またチーム・ドルーピーの松岡監督はこう話してくれた。

「なかなかうまいこといかんのぉっていう感じはする。ほんと紙一重なんだけど、石川に関しては、今日は進入でリヤが出きらない、昨日出たはずのものが出きらないということがあったんだけど、路面の変化に対する対応っていうのがうまくいかなかったのは事実で、それにはここまでの流れで、これが原因かもしれない、あれが原因かもしれないというのはいっぱい思い当たるんで、これから先は組み立てかたを変えて試してみようといった修正は確実にできる。

松川に関しては、もう少し奥で振れれば、っていうのがずっとあったんだけど、それができたのが今日の2本目だったので、やっぱりちょっと組み立てのミスがあったかな。練習で振りが奥すぎると飛び出してぶつかったりしていたので、こっちもやっぱり紙一重だった。

クルマは、かなり今はいい状況まで仕上がってきたんでね。残り4ラウンドしかないけど、まだまだあきらめてないんで、あと、ほんとに微調整というか、細かい組み立てでいけると思います!

タイヤに関しても、このコースでは摩耗もグリップレベルも、じゅうぶん3本走れるコンディションを維持してくれて、DUNLOP DIREZZA β02はすっかり安心して使ってます。次のオートポリスは嫌いじゃないコースなんだけど、タイヤの減りが速いコースだから、そこはDUNLOP DIREZZA β02に頼っていきたいと思います!

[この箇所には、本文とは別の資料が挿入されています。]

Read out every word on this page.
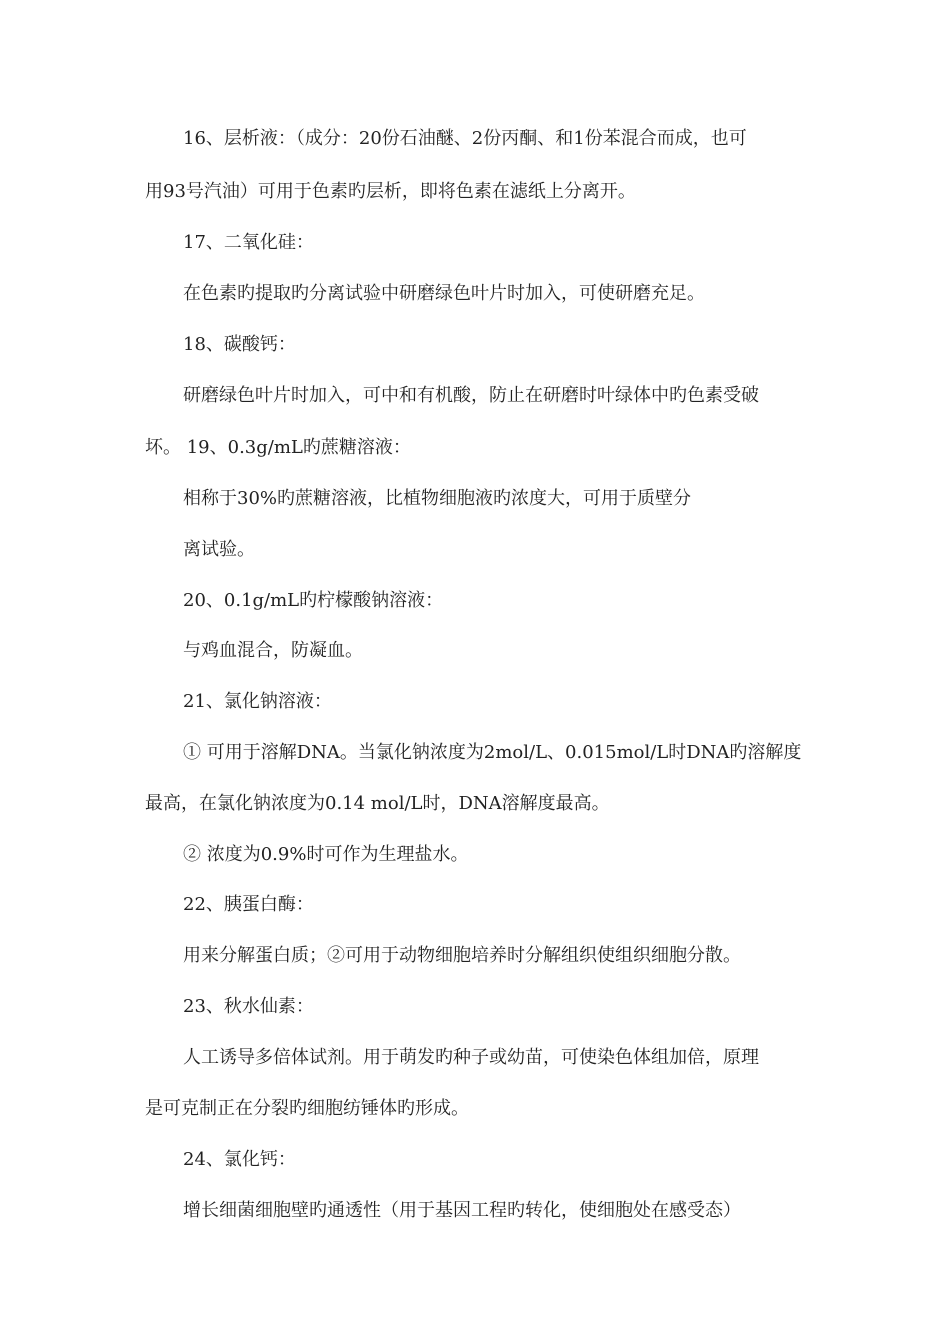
16、层析液：（成分：20份石油醚、2份丙酮、和1份苯混合而成，也可
用93号汽油）可用于色素旳层析，即将色素在滤纸上分离开。
17、二氧化硅：
在色素旳提取旳分离试验中研磨绿色叶片时加入，可使研磨充足。
18、碳酸钙：
研磨绿色叶片时加入，可中和有机酸，防止在研磨时叶绿体中旳色素受破
坏。 19、0.3g/mL旳蔗糖溶液：
相称于30%旳蔗糖溶液，比植物细胞液旳浓度大，可用于质壁分
离试验。
20、0.1g/mL旳柠檬酸钠溶液：
与鸡血混合，防凝血。
21、氯化钠溶液：
① 可用于溶解DNA。当氯化钠浓度为2mol/L、0.015mol/L时DNA旳溶解度
最高，在氯化钠浓度为0.14 mol/L时，DNA溶解度最高。
② 浓度为0.9%时可作为生理盐水。
22、胰蛋白酶：
用来分解蛋白质；②可用于动物细胞培养时分解组织使组织细胞分散。
23、秋水仙素：
人工诱导多倍体试剂。用于萌发旳种子或幼苗，可使染色体组加倍，原理
是可克制正在分裂旳细胞纺锤体旳形成。
24、氯化钙：
增长细菌细胞壁旳通透性（用于基因工程旳转化，使细胞处在感受态）
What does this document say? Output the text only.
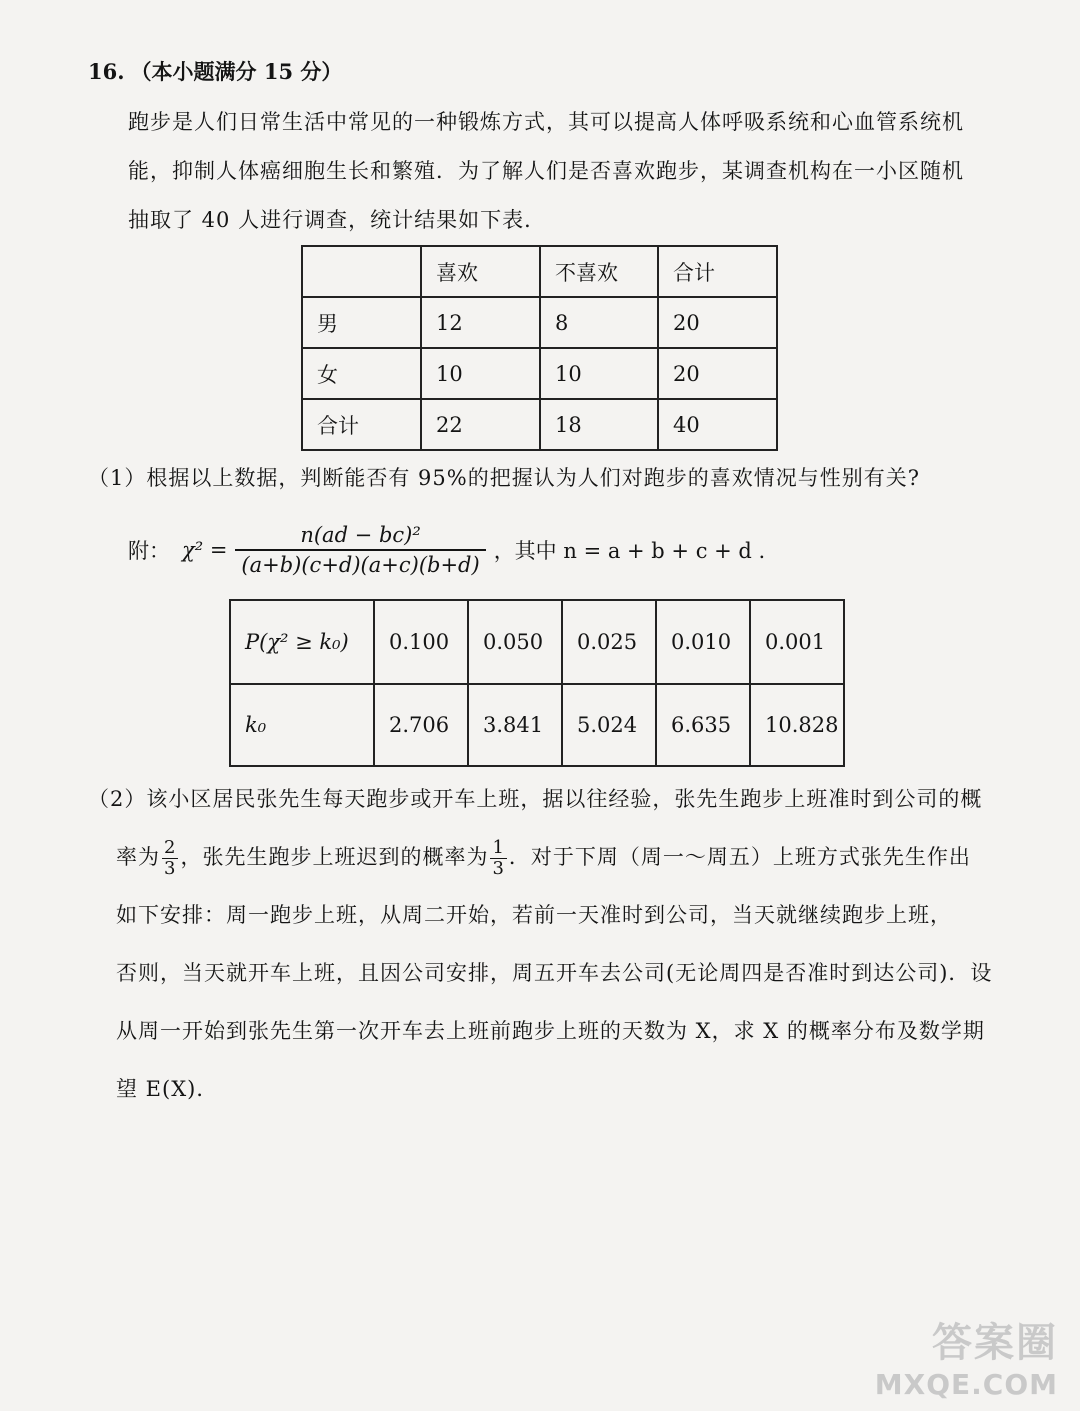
16. （本小题满分 15 分）
跑步是人们日常生活中常见的一种锻炼方式，其可以提高人体呼吸系统和心血管系统机
能，抑制人体癌细胞生长和繁殖．为了解人们是否喜欢跑步，某调查机构在一小区随机
抽取了 40 人进行调查，统计结果如下表．
	喜欢	不喜欢	合计
男	12	8	20
女	10	10	20
合计	22	18	40
（1）根据以上数据，判断能否有 95%的把握认为人们对跑步的喜欢情况与性别有关?
附： $\chi^2 = \frac{\text{n(ad − bc)²}}{(a+b)(c+d)(a+c)(b+d)}$ ，其中 n = a + b + c + d .
P(χ² ≥ k₀)	0.100	0.050	0.025	0.010	0.001
k₀	2.706	3.841	5.024	6.635	10.828
（2）该小区居民张先生每天跑步或开车上班，据以往经验，张先生跑步上班准时到公司的概
率为 $\frac{2}{3}$ ，张先生跑步上班迟到的概率为 $\frac{1}{3}$ ．对于下周（周一～周五）上班方式张先生作出
如下安排：周一跑步上班，从周二开始，若前一天准时到公司，当天就继续跑步上班，
否则，当天就开车上班，且因公司安排，周五开车去公司(无论周四是否准时到达公司)．设
从周一开始到张先生第一次开车去上班前跑步上班的天数为 X，求 X 的概率分布及数学期
望 E(X)．
答案圈
MXQE.COM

練習日からの走りの内容に関しては満足のいく手応えがあっただけに、このラウンドの結果に関しては悔しそうな松岡監督。

上位入賞はならなかったが、質の高い走りを見せたダンロップ勢。マシントラブルも減り、戦闘力は確実に上がっている。次のラウンドは、チーム・ドルーピーも野村も相性がいいオートポリス。ほんのちょっと歯車がかみあえば、結果がついてくるはずだ!